Abstract

The response to disease outbreaks, such as SARS-CoV-2, can be constrained by a limited ability to measure disease prevalence early at a localized level. Wastewater based epidemiology is a powerful tool identifying disease spread from pooled community sewer networks or at influent to wastewater treatment plants. However, this approach is often not applied at a granular level that permits detection of local hot spots. This study examines the spatial patterns of SARS-CoV-2 in sewage through a spatial sampling strategy across neighborhood-scale sewershed catchments. Sampling was conducted across the Reno-Sparks metropolitan area from November to mid-December of 2020. This research utilized local spatial autocorrelation tests to identify the evolution of statistically significant neighborhood hot spots in sewershed sub-catchments that were identified to lead waves of infection, with adjacent neighborhoods observed to lag with increasing viral RNA concentrations over subsequent dates.
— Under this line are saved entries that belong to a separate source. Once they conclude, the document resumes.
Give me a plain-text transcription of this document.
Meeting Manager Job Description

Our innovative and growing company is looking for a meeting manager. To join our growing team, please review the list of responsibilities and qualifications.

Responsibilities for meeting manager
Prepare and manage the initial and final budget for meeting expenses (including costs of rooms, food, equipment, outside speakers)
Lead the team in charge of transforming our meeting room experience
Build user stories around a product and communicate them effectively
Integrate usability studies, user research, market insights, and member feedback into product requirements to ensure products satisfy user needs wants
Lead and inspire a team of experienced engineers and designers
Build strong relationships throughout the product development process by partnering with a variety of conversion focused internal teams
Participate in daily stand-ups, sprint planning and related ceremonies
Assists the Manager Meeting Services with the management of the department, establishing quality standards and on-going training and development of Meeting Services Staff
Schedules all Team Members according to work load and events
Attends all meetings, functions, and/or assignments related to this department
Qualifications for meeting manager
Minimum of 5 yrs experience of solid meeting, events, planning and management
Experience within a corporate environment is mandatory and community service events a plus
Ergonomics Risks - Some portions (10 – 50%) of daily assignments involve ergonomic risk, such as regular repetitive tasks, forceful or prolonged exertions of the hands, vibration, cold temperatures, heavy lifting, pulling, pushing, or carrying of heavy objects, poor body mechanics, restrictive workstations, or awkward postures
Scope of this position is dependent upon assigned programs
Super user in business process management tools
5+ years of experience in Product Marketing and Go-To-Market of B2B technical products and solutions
The correlations between the sub-catchments over the sampling period were also characterized using principal component analysis. Results identified distinct time series patterns, with sewersheds in the urban center, outlying suburban areas, and outlying urbanized districts generally following unique trends over the sampling period. Several demographic parameters were identified as having important gradients across these areas, namely population density, poverty levels, household income, and age. These results provide a more strategic approach to identify disease outbreaks at the neighborhood level and characterized how sampling site selection could be designed based on the spatial and demographic characteristics of neighborhoods.